Armenia and Azerbaijan are both members of the Commonwealth of Independent States, which previously sent Russian peacekeepers to Abkhazia (under a bilateral agreement), but Ignatov warns that Baku will not accept any peacekeepers so long as it’s winning back territory in the Karabakh region with Turkey’s support.
In an article for the Carnegie Moscow Center, Skolkovo Energy Center director Tatiana Mitrova reviews how Russian-American energy relations have gone from bad to worse over the past decade, and argues that the results of the 2020 U.S. presidential election promise to inflict even more damage on the Russian economy’s ability to sustain itself by selling oil and gas. In recent years, U.S. oil and gas production has surpassed Russia’s thanks to the shale boom and Donald Trump’s interventions. Moscow also faces major political obstacles in the form of sanctions against its energy assets — sanctions that will remain in place, whoever wins the White House.
Whether it’s Trump or Biden in 2020, Mitrova says Russia’s fuel and energy industry will suffer. Trump would continue his support for American oil and gas, weakening regulations to make the industry more competitive internationally, expanding its mining capacity, and pressuring Europe to buy less from Russia. Joe Biden’s greener platform might lead some Russian policymakers to believe his presidency would offer Moscow some respite, but the longer-term consequences of putting America on a path to carbon neutrality, Mitrova says, would shift the global car industry, redirect major investments, and tip the world economy in a direction that ultimately reduces demand for fossil fuels and hurts Russia’s energy sector.

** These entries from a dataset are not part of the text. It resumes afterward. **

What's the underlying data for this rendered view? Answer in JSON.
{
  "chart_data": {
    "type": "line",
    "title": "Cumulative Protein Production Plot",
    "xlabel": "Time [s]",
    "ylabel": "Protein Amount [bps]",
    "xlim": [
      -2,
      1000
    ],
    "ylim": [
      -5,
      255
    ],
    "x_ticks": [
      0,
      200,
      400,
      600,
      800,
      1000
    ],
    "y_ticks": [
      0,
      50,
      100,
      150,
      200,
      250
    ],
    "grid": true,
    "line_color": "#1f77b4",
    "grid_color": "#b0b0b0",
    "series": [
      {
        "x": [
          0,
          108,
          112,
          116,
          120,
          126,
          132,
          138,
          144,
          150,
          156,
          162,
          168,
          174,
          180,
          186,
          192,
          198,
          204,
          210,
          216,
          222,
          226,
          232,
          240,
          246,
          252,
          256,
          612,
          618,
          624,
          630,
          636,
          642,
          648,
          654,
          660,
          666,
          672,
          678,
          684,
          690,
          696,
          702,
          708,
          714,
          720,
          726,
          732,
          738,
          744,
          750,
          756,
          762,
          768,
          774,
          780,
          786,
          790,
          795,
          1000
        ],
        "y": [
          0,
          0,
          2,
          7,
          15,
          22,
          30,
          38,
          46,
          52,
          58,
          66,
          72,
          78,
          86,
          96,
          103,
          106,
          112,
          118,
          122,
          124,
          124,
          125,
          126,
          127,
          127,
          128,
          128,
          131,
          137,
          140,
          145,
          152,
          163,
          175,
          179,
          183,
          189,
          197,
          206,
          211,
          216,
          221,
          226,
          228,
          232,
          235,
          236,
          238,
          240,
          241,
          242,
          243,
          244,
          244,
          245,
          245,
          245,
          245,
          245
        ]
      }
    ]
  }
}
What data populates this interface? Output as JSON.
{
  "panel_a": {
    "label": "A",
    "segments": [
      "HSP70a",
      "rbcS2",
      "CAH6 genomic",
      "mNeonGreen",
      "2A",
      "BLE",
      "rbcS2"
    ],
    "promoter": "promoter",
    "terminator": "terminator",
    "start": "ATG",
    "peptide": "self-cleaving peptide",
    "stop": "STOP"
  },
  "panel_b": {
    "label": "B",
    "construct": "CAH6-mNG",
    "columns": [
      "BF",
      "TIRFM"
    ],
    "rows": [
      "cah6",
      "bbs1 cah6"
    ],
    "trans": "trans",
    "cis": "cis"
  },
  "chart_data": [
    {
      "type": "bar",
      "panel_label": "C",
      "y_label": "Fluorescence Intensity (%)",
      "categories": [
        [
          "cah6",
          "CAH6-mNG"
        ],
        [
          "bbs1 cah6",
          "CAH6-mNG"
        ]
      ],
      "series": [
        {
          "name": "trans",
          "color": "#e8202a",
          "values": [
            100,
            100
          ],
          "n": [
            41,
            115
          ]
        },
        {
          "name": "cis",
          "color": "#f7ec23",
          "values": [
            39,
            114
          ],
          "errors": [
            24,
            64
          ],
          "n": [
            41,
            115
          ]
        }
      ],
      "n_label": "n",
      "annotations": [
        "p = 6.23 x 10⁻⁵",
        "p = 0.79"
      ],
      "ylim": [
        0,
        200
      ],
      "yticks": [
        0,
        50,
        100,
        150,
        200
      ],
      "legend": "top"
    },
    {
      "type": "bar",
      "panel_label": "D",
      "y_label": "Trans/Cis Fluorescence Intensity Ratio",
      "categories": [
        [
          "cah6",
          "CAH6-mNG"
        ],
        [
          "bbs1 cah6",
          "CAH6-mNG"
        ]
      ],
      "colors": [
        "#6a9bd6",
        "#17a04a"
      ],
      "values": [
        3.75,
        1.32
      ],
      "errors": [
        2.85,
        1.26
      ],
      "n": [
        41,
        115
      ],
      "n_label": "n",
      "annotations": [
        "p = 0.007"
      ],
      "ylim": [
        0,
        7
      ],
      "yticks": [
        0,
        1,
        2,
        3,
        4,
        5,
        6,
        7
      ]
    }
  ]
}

Mitrova concludes on an especially pessimistic note, pointing out that Russia could insulate itself against these inevitabilities by diversifying its own economy, but “such decisions aren’t being considered on Russia’s domestic agenda,” she says.
Other news in brief
- ⚖️ Navalny’s right to life. Acting through his attorney, the opposition figure has filed a complaint with the European Court of Human Rights against the Russian authorities’ refusal to treat his poisoning as a crime.
- ⚖️ The kids are alright. Moscow City Duma members and municipal councils from around the capital are calling on Russia’s State Duma to comply with a Constitutional Court ruling that promises compensation to people born in the Gulag system or in exile for housing lost during the Soviet repressions.
- 🏥 Take a deep breath. A quarter of Russia’s regions are experiencing problems with medical oxygen, according to federal officials. More than a dozen COVID-19 patients in Rostov-on-Don recently died due to lack of medical oxygen.
👑 This day in history: 115 years ago today, on October 30, 1905, Tsar Nicholas II issued the “October Manifesto,” granting the Russian peoples basic civil liberties and the right to form a parliament.